La Sapienza était autrefois l’université du Pape, mais aujourd’hui c’est une université laïque avec l’autonomie qui, en fonction du concept même de sa fondation, a toujours fait partie de la nature de l’université, laquelle doit exclusivement être liée à l’autorité de la vérité. C’est dans sa liberté à l’égard de toute autorité politique et ecclésiastique que l’université trouve sa fonction particulière, même pour la société moderne, qui a besoin d’une institution de ce genre.[11]

            Voilà une déclaration encore en accord avec celle-ci de Newman, dans la préface de L’Idée d’université :

Disons, pour parler le langage des théologiens, que l’Église est indispensable à son intégrité. L’incorporation à l’Église ne modifie en rien son caractère fondamental : l’université a toujours pour fonction d’éduquer l’intelligence ; l’Église cependant lui sert de lest dans l’accomplissement de cette tâche.[12]     

            Plus loin :

Le Pape aurait-il quelque responsabilité ou quelque obligation à l’endroit du savoir profane, en tant que tel ? […] Sûrement les intérêts de la religion commandent seuls ses interventions. […] Il éprouve une satisfaction à voir s’élaborer les systèmes les plus vastes et les plus philosophiques d’éducation de l’intelligence. Il a, en effet, la conviction profonde que la vérité, en même temps qu’elle est ce dont il fait profession, est aussi pour lui une alliée authentique : tout comme il a la conviction que la raison et le savoir sont les auxiliaires assurés de la foi.[13]
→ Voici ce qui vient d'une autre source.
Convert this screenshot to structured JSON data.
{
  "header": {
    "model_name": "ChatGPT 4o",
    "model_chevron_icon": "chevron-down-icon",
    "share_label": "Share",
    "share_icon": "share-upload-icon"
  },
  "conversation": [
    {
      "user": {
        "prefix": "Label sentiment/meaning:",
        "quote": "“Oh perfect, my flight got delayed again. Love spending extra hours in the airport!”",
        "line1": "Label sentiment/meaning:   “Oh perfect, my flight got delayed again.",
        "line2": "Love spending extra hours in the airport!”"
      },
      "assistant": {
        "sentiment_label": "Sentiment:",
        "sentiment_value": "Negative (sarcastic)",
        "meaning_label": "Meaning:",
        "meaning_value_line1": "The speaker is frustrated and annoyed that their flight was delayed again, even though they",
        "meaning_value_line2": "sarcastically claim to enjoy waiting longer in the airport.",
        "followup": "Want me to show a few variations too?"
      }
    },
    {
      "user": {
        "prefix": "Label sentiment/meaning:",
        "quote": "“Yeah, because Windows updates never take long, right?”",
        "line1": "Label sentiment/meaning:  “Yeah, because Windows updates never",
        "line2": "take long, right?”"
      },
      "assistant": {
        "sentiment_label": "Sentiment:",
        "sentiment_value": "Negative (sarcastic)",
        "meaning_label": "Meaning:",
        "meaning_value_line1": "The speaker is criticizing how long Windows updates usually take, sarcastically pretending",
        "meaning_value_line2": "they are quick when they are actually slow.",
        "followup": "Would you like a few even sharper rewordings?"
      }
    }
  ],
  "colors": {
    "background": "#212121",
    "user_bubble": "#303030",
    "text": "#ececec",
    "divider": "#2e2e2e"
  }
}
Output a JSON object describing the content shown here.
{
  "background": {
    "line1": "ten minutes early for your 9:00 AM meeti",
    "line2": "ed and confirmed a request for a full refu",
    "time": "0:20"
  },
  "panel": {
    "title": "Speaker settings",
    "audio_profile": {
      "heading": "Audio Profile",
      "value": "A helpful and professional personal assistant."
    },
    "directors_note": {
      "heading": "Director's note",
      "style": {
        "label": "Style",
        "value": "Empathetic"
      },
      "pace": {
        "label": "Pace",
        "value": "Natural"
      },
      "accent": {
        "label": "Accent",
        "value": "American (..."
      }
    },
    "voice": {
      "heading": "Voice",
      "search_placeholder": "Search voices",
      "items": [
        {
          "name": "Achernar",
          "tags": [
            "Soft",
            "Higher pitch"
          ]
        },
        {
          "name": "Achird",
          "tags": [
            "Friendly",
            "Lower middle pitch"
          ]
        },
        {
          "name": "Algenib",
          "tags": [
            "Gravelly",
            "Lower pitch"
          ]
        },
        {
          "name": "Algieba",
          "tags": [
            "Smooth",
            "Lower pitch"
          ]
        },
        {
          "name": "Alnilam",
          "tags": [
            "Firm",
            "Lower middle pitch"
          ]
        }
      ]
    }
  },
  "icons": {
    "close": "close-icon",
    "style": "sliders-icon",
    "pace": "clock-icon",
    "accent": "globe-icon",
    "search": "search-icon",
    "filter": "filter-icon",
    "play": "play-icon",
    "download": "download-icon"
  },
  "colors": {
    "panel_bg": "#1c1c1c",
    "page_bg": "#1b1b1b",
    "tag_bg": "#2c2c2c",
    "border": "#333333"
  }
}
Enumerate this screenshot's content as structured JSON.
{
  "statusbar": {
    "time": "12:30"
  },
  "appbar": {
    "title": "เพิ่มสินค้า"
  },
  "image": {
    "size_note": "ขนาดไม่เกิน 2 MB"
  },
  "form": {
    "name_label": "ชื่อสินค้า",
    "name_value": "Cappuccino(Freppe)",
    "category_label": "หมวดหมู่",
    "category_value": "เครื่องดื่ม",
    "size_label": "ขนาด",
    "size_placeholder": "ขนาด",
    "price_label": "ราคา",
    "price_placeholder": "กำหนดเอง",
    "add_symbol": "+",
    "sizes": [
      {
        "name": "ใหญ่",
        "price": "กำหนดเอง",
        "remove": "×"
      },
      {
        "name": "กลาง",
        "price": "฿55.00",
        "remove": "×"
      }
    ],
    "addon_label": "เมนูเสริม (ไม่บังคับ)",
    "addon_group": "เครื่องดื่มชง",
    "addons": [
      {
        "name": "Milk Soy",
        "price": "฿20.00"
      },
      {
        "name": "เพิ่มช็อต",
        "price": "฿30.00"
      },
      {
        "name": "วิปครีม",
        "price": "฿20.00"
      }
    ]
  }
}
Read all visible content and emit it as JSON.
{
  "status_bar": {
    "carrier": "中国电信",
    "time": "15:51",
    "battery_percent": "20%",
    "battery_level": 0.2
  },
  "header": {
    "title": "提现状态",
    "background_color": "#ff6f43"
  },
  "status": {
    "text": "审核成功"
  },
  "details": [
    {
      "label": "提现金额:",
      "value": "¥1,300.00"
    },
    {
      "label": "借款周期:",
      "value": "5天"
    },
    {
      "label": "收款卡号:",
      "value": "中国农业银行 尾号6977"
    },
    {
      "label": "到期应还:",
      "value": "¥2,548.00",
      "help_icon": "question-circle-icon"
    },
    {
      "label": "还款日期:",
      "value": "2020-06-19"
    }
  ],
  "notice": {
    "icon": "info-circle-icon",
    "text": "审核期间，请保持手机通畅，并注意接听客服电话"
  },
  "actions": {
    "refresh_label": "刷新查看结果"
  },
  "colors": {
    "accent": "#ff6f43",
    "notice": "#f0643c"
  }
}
            Le pape et le cardinal sont accordés sur l’autonomie de l’université, justifiée par son but, soit la recherche de la vérité, selon Benoît XVI, soit la formation de l’intelligence, selon Newman. L’un et l’autre de ces buts servent aussi l’Église. Et celle-ci, qui a aussi pour but la recherche de la vérité, est garante de cette autonomie et de l’enseignement de l’universalité du savoir, par la place qu’elle réclame pour la théologie à l’université. Le Pape reprend en d’autres termes la leçon de son discours à l’université de Ratisbonne. Résumant sa réponse à la question qu’il s’est posée : que peut dire le pape à l’université de Rome, il dit : le pape est d’abord l’évêque de Rome et sa responsabilité s’exerce sur l’Église catholique tout entière. Mais celle-ci est dans le monde et, par ce fait, le pape est devenu une voix de la raison éthique de l’humanité. Cette prétention peut soulever l’objection qu’il intervient au nom de la foi catholique et que ses déclarations ne s’adressent pas à ceux qui n’ont pas cette foi. Mais il persiste, disant que, justement, la question : qu’est-ce que la raison ? qui est posée là est absolument fondamentale. Il retrouve donc la position qu’il avait prise dans le discours de Ratisbonne mais sur un registre un peu différent. Là, il avait mis en avant la raison universelle grecque et son intégration dans les derniers écrits de l’Ancien Testament et dans ceux du Nouveau comme instrument d’élaboration de l’enseignement révélé, un peu à la manière de la raison théorique ou raison pure de Kant ; ici, la parole du pape (et de l’Église), revendiquée comme « une voix de la raison éthique de l’humanité »[14], l’est plutôt comme témoin, de fait, historique et durable, de la raison pratique de Kant. Dans l’un et l’autre cas c’est la raison universelle, une voix qui s’adresse à tous, pas seulement aux chrétiens catholiques. C’est pourquoi il peut réclamer, comme évêque de Rome, de s’adresser à tout homme.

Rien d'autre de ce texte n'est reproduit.